4ème leçon : origine des troubles psychiques.

 

       Les symptômes morbides se trouvent liés à la vie amoureuse du malade : telle est la première découverte de la psychanalyse ; la deuxième c’est que le travail analytique ne s’arrête jamais aux évènements de l’époque où la névrose s’est produite mais remonte toujours à la première enfance du malade, à des impressions et évènements de l’enfance ; « ce n’est qu’en découvrant ces évènements de l’enfance que l’on peut expliquer la sensibilité à l’égard des traumatismes ultérieurs (…) ce sont les désirs inéluctables et refoulés de l’enfance qui ont prêté leur puissance à la formation de symptômes. » Ces désirs, nous dit Freud, sont d’ordre sexuel, car l’enfant présente dès son âge le plus tendre les manifestations de cet instinct, qui n’apparaît pas brusquement, comme on le prétend, à la puberté. Freud brosse une histoire  de l’évolution de cet instinct, ou libido, au cours de la jeunesse : dans un premier temps, l’enfant découvre le plaisir procuré par les zones érogènes (auto érotisme) qui ne sont pas organisées avant la fin de la puberté pour la fonction génitale. « Avant l’époque de la puberté, sous l’influence de l’éducation, se produisent des refoulements très énergiques de certaines tendances ; et des puissances psychiques comme la honte, le dégoût, la morale s’établissent en gardiennes pour contenir ce qui a été refoulé », car « toutes les composantes instinctives primitives ne sont pas autorisées à prendre part » à la fixation définitive de la vie sexuelle ; par exemple l’intérêt que l’enfant porte à ses excréments est appelé à disparaître. Plus tard la vie affective est appelée à se porter sur une personne étrangère à la famille et l’on prend normalement le parent de son propre sexe pour modèle.
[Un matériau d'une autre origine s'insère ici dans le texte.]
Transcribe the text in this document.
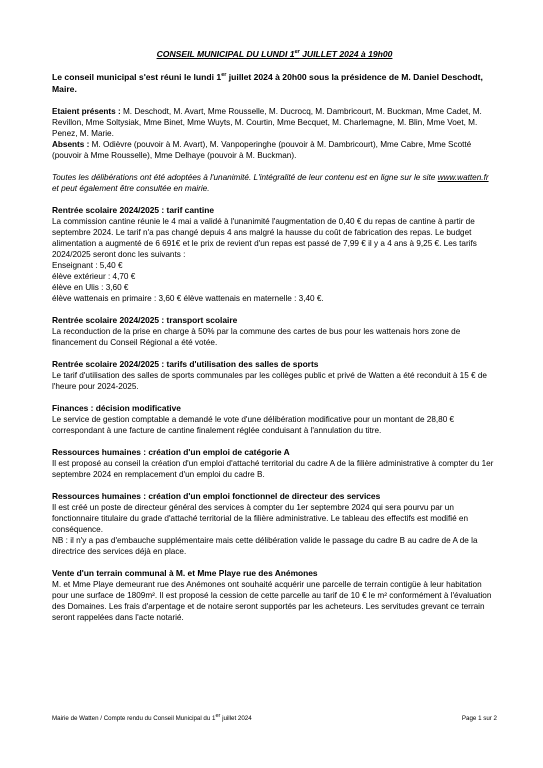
CONSEIL MUNICIPAL DU LUNDI 1er JUILLET 2024 à 19h00
Le conseil municipal s'est réuni le lundi 1er juillet 2024 à 20h00 sous la présidence de M. Daniel Deschodt, Maire.

Etaient présents : M. Deschodt, M. Avart, Mme Rousselle, M. Ducrocq, M. Dambricourt, M. Buckman, Mme Cadet, M. Revillon, Mme Soltysiak, Mme Binet, Mme Wuyts, M. Courtin, Mme Becquet, M. Charlemagne, M. Blin, Mme Voet, M. Penez, M. Marie.

Absents : M. Odièvre (pouvoir à M. Avart), M. Vanpoperinghe (pouvoir à M. Dambricourt), Mme Cabre, Mme Scotté (pouvoir à Mme Rousselle), Mme Delhaye (pouvoir à M. Buckman).

Toutes les délibérations ont été adoptées à l'unanimité. L'intégralité de leur contenu est en ligne sur le site www.watten.fr et peut également être consultée en mairie.
Rentrée scolaire 2024/2025 : tarif cantine

La commission cantine réunie le 4 mai a validé à l'unanimité l'augmentation de 0,40 € du repas de cantine à partir de septembre 2024. Le tarif n'a pas changé depuis 4 ans malgré la hausse du coût de fabrication des repas. Le budget alimentation a augmenté de 6 691€ et le prix de revient d'un repas est passé de 7,99 € il y a 4 ans à 9,25 €. Les tarifs 2024/2025 seront donc les suivants :

Enseignant : 5,40 €

élève extérieur : 4,70 €

élève en Ulis : 3,60 €

élève wattenais en primaire : 3,60 € élève wattenais en maternelle : 3,40 €.

Rentrée scolaire 2024/2025 : transport scolaire

La reconduction de la prise en charge à 50% par la commune des cartes de bus pour les wattenais hors zone de financement du Conseil Régional a été votée.

Rentrée scolaire 2024/2025 : tarifs d'utilisation des salles de sports

Le tarif d'utilisation des salles de sports communales par les collèges public et privé de Watten a été reconduit à 15 € de l'heure pour 2024-2025.

Finances : décision modificative

Le service de gestion comptable a demandé le vote d'une délibération modificative pour un montant de 28,80 € correspondant à une facture de cantine finalement réglée conduisant à l'annulation du titre.

Ressources humaines : création d'un emploi de catégorie A

Il est proposé au conseil la création d'un emploi d'attaché territorial du cadre A de la filière administrative à compter du 1er septembre 2024 en remplacement d'un emploi du cadre B.

Ressources humaines : création d'un emploi fonctionnel de directeur des services

Il est créé un poste de directeur général des services à compter du 1er septembre 2024 qui sera pourvu par un fonctionnaire titulaire du grade d'attaché territorial de la filière administrative. Le tableau des effectifs est modifié en conséquence.

NB : il n'y a pas d'embauche supplémentaire mais cette délibération valide le passage du cadre B au cadre de A de la directrice des services déjà en place.

Vente d'un terrain communal à M. et Mme Playe rue des Anémones

M. et Mme Playe demeurant rue des Anémones ont souhaité acquérir une parcelle de terrain contigüe à leur habitation pour une surface de 1809m². Il est proposé la cession de cette parcelle au tarif de 10 € le m² conformément à l'évaluation des Domaines. Les frais d'arpentage et de notaire seront supportés par les acheteurs. Les servitudes grevant ce terrain seront rappelées dans l'acte notarié.

Mairie de Watten / Compte rendu du Conseil Municipal du 1er juillet 2024	Page 1 sur 2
       La disposition aux névroses est liée à des troubles de l’évolution sexuelle, la tendance érotique éparpillée de l’enfance ne se soumettant pas à la domination de la zone génitale. Freud distingue névrose et perversion : dans celle-ci un instinct reste indépendant et  substitue au but sexuel normal sa propre finalité. A l’origine de la névrose il y a toujours, nous dit Freud, le complexe d’Œdipe, qui est le maintien d’un attachement excessif , chez l’adulte,au parent du sexe opposé, attachement normal dans la petite enfance.

 

 

 

5ème leçon       On peut y distinguer deux parties : la première concerne l’étiologie des névroses, la seconde les objections intellectuelles à la psychanalyse.

 

 

       Sur l’origine des névroses Freud confirme leur origine sexuelle : « les hommes tombent malades quand, par suite d’obstacles extérieurs ou d’une adaptation insuffisante, la satisfaction de leurs besoins érotiques leur est refusée dans la réalité. Nous voyons alors qu’ils se réfugient dans la maladie  afin de pouvoir, grâce à elle, obtenir les plaisirs que la vie leur refuse. » Ce sens de «refuge » de la maladie est caractéristique des maladies psycho- somatiques et explique la résistance du malade à guérir : il sait ce qu’il perd (satisfactions procurées par les substituts à une sexualité normale), il ne sait pas ce qu’il gagnerait à y renoncer. « La fuite hors de la réalité pénible ne va jamais sans provoquer un certain bien-être, même lorsqu’elle aboutit à cet état que nous appelons maladie parce qu’il est préjudiciable aux conditions générales de l’existence. Elle s’accomplit par voie de régression, en évoquant des phases périmées de la vie sexuelle » ; ainsi il y a « retour à l’enfance et rétablissement d’une étape infantile de la vie sexuelle, qui étaient, pour l’individu, l’occasion de certaines jouissances.» La réalité ne nous apportant pas les satisfactions que nous en espérons, « sous la pression de nos refoulements intérieurs » nous entretenons au-dedans de nous-mêmes une vie de fantaisie « qui nous retire dans l’univers plus heureux du rêve ». Dans la maladie l’individu en transforme le contenu en symptômes. » Celui qui a des dons artistiques peut échapper à ce processus « en transformant ses rêves en créations esthétiques  (…) Quand cette précieuse faculté manque ou se montre insuffisante, il devient inévitable que la libido parvienne par régression à la réapparition des désirs infantiles, et donc à la névrose. » Il n’y a pas de différence de nature entre l’homme sain et le névrosé, mais seulement une différence de rapport dans les forces psychiques qui luttent normalement entre elles.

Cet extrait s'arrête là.